L’un des impacts les plus dévastateurs de l’hyperacousie est l’isolement social. La peur de la douleur pousse à refuser les invitations et à se couper du monde. Pourtant, retrouver une vie sociale est un objectif essentiel de la rééducation. La clé n’est pas d’éviter toute sortie, mais de devenir stratégique dans le choix des lieux et de son positionnement.
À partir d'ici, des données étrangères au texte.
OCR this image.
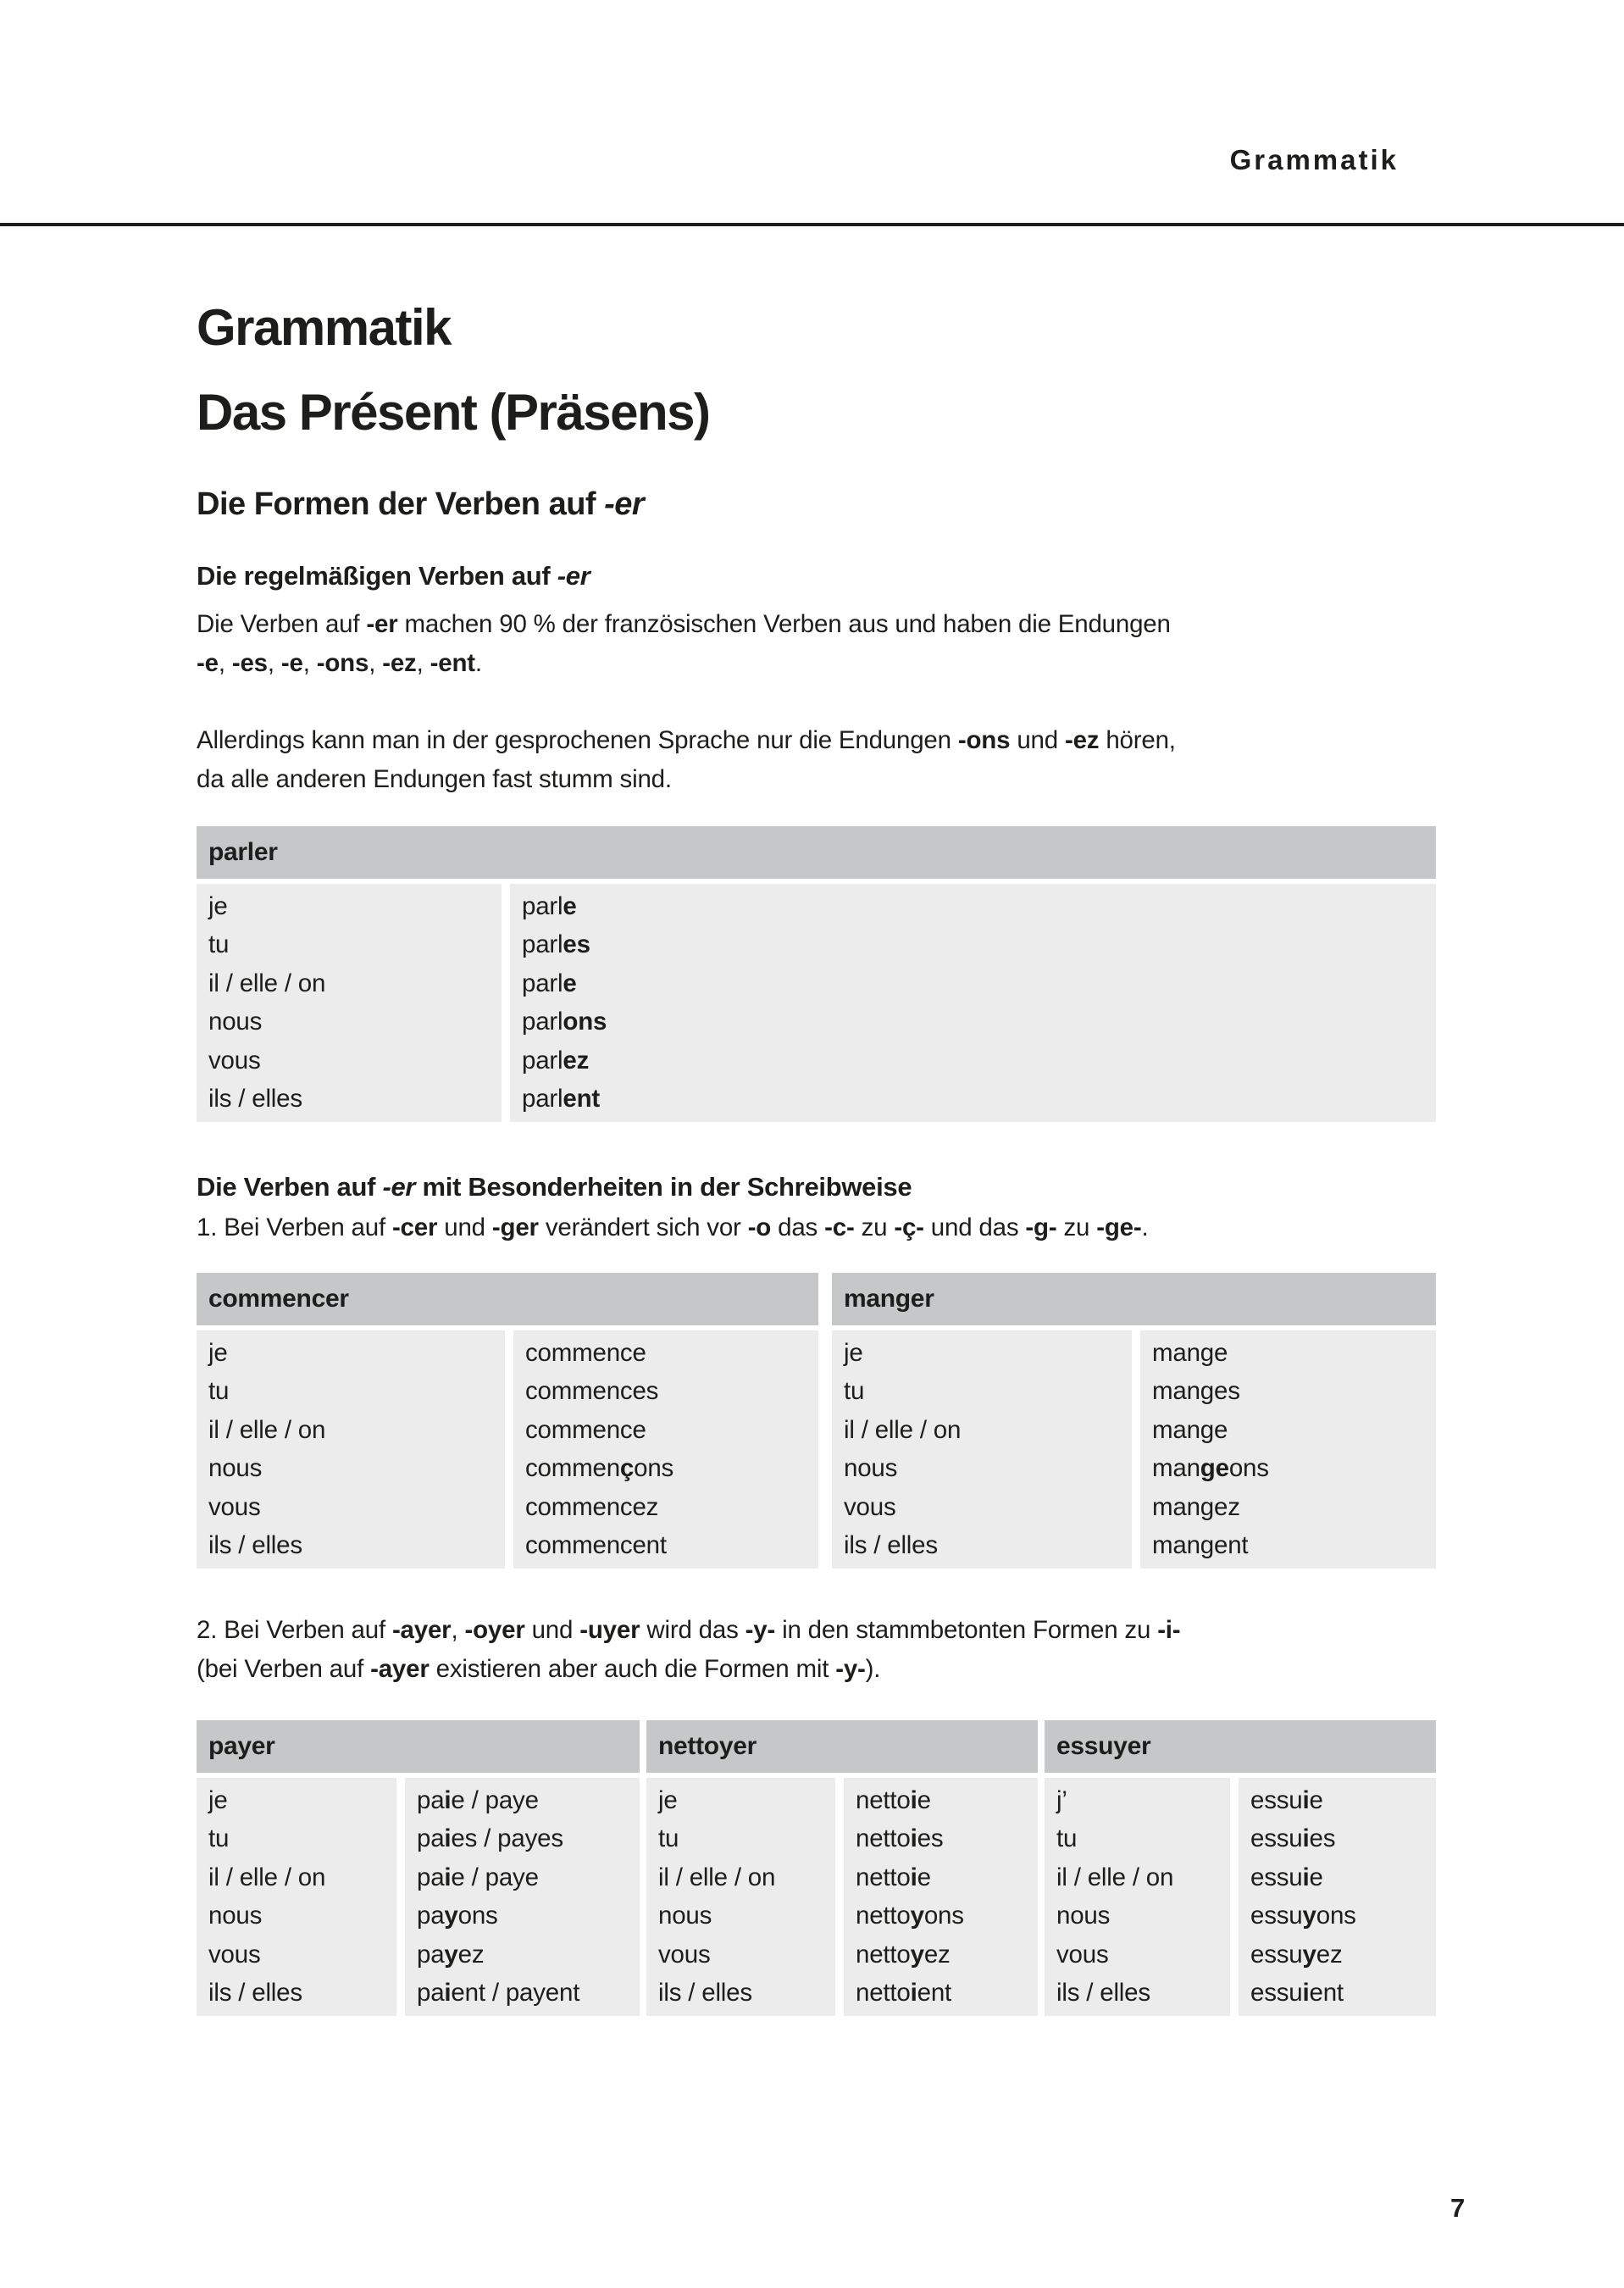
Grammatik
Grammatik
Das Présent (Präsens)
Die Formen der Verben auf -er
Die regelmäßigen Verben auf -er
Die Verben auf -er machen 90 % der französischen Verben aus und haben die Endungen
-e, -es, -e, -ons, -ez, -ent.
Allerdings kann man in der gesprochenen Sprache nur die Endungen -ons und -ez hören,
da alle anderen Endungen fast stumm sind.
parler
je
tu
il / elle / on
nous
vous
ils / elles
parl e
parl es
parl e
parl ons
parl ez
parl ent
Die Verben auf -er mit Besonderheiten in der Schreibweise
1. Bei Verben auf -cer und -ger verändert sich vor -o das -c- zu -ç- und das -g- zu -ge-.
commencer
je
tu
il / elle / on
nous
vous
ils / elles
commence
commences
commence
commen ç ons
commencez
commencent
manger
je
tu
il / elle / on
nous
vous
ils / elles
mange
manges
mange
man ge ons
mangez
mangent
2. Bei Verben auf -ayer, -oyer und -uyer wird das -y- in den stammbetonten Formen zu -i-
(bei Verben auf -ayer existieren aber auch die Formen mit -y-).
payer
je
tu
il / elle / on
nous
vous
ils / elles
pa i e / paye
pa i es / payes
pa i e / paye
pa y ons
pa y ez
pa i ent / payent
nettoyer
je
tu
il / elle / on
nous
vous
ils / elles
netto i e
netto i es
netto i e
netto y ons
netto y ez
netto i ent
essuyer
j’
tu
il / elle / on
nous
vous
ils / elles
essu i e
essu i es
essu i e
essu y ons
essu y ez
essu i ent
7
Pour comprendre l’enjeu, il faut se rappeler qu’un son anodin pour la plupart des gens peut être une agression pour vous. Les données cliniques sur les seuils auditifs sont claires : une personne hyperacousique peut ressentir de la douleur dès 60 décibels (le volume d’une conversation normale), alors que pour une audition saine, le seuil d’inconfort se situe autour de 90 dB et celui de la douleur à 120 dB.
Plutôt que de subir, il faut apprendre à anticiper et à créer sa propre « écologie sonore ». Avant d’accepter une invitation, transformez-vous en détective sonore. Appelez le restaurant pour demander s’ils ont une terrasse ou une alcôve plus calme. Consultez les avis en ligne en cherchant les mots-clés « bruyant », « calme », « ambiance ». Privilégiez les heures creuses. Les cinémas peuvent être gérables en choisissant des séances en semaine, avec moins de public, et en s’asseyant loin des enceintes. Les bibliothèques, les parcs, les musées aux heures creuses ou les cafés feutrés sont d’excellentes alternatives pour des sorties à faible risque sonore.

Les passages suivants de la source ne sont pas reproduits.